Locals owe the pleasure, loosely defined, of Kaine’s Staunton stop to the setting of the sun on his four years as the head man in Richmond. As Kaine tells it, he will head for the exit next year with Virginia known as the country’s best managed state, a constant refrain spilled from the governor’s lips, spoken frequently enough to be a chant.
Well, hoo-rah. Virginia has been making best-managed states lists dating back to Gov. Douglas Wilder. Governing Magazine and the Pew Center on the States acknowledge that history in their latest rankings: “Smart long-term planning is one reason Virginia has long been one of the best managed states in the country. ... Sound strategies provide the state with high-quality employees and information technology [IT] without great expense.”
Bravo, Gov. Kaine, for not unraveling a good thing.
Of course, Pew’s reference to information technology deserves an asterisk, given the unraveling of the Virginia Information Technologies Agency under Kaine’s watch. Northrop Grumman, inked pre-Kaine in 2005 to a $2.5-billion contract to manage the state’s computer network, has been beset by missed deadlines and charges of lousy service. When VITA’s boss tried to fix the mess, he received a prompt kick to the curb from the agency board while Kaine went about defending Northrop, a sudden large donor to the state Democratic Party.
There’s another thorny issue for Kaine and his legacy, that of his affinity for inflating revenue projections and ignoring admonishments from the opposition party. That practice in the last two years has culminated with the governor being forced to acknowledge that, uh, yes revenues, in fact, fell short of what he’d expected, by billions of dollars. As a result, he’s been forced four times to venture back into his two-year spending plan for cuts to meet the state’s balanced-budget requirement.

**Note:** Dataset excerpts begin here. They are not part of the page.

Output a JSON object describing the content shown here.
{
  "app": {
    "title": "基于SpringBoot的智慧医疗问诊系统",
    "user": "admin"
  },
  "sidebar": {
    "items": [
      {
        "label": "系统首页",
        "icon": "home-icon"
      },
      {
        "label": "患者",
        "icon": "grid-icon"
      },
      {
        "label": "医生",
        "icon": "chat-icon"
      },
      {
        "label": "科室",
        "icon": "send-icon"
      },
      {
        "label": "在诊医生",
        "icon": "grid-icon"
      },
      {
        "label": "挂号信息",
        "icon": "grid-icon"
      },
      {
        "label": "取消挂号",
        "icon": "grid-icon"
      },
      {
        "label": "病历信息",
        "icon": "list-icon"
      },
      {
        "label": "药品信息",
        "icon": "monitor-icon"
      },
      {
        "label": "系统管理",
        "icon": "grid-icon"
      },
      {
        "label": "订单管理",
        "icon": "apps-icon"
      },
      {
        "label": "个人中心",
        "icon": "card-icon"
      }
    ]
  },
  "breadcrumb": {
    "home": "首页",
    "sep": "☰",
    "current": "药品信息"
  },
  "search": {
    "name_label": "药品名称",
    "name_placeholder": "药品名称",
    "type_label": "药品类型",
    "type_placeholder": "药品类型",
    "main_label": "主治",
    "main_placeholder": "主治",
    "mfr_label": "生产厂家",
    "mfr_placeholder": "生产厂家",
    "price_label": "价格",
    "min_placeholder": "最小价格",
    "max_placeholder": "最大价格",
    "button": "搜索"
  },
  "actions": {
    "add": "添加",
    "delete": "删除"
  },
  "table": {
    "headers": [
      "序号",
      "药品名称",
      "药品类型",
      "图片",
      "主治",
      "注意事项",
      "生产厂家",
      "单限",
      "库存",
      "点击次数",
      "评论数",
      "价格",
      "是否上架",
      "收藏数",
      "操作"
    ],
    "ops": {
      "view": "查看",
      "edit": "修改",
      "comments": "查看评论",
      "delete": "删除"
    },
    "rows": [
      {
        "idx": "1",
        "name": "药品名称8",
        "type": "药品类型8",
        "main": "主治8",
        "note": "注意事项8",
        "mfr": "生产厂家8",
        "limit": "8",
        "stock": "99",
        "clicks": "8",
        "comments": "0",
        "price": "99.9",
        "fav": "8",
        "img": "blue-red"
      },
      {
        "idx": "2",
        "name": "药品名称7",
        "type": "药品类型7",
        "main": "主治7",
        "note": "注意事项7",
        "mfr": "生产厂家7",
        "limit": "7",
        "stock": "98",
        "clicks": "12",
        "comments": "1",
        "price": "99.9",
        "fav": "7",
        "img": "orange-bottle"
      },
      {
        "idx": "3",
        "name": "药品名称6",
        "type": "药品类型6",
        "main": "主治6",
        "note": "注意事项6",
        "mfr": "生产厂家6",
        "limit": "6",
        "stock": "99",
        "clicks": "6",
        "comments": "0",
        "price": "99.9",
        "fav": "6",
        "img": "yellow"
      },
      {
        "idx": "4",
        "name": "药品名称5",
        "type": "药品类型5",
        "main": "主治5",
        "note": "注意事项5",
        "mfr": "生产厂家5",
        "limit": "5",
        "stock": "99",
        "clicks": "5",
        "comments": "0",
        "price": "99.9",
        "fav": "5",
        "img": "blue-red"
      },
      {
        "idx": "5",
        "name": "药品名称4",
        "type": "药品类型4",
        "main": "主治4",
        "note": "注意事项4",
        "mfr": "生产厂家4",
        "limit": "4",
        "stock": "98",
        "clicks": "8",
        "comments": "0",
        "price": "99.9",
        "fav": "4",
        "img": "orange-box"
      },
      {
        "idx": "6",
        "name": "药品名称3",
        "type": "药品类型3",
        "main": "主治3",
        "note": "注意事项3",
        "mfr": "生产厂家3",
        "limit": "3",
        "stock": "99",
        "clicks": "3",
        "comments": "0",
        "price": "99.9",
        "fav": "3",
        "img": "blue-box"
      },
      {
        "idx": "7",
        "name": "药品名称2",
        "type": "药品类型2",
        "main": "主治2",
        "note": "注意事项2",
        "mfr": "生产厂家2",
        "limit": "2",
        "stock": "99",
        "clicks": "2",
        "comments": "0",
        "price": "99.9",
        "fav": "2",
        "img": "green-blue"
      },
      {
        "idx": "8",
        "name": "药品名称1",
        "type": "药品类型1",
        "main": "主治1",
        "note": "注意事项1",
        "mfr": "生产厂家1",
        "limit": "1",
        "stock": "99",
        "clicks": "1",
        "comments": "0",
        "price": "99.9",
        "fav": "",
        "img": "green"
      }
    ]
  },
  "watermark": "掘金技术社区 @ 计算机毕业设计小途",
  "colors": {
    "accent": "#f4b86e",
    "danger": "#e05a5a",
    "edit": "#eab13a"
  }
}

Some people say Kaine would have managed these affairs had his attention been affixed here rather than on bright national lights. He spent much of last year campaigning for Barack Obama anywhere and everywhere the future president asked. Once Obama took his place in the White House, Kaine took a position as DNC chairman and answered, again, the frequent call to venture beyond state lines for duties unrelated to that of governor and the day job that pays him $135,000 annually in taxpayer money.
None of this is to suggest that we are unwilling to join Kaine in the applause he accords himself as his term winds to a close. His departure is indeed a thing to be heartily cheered. Good riddance.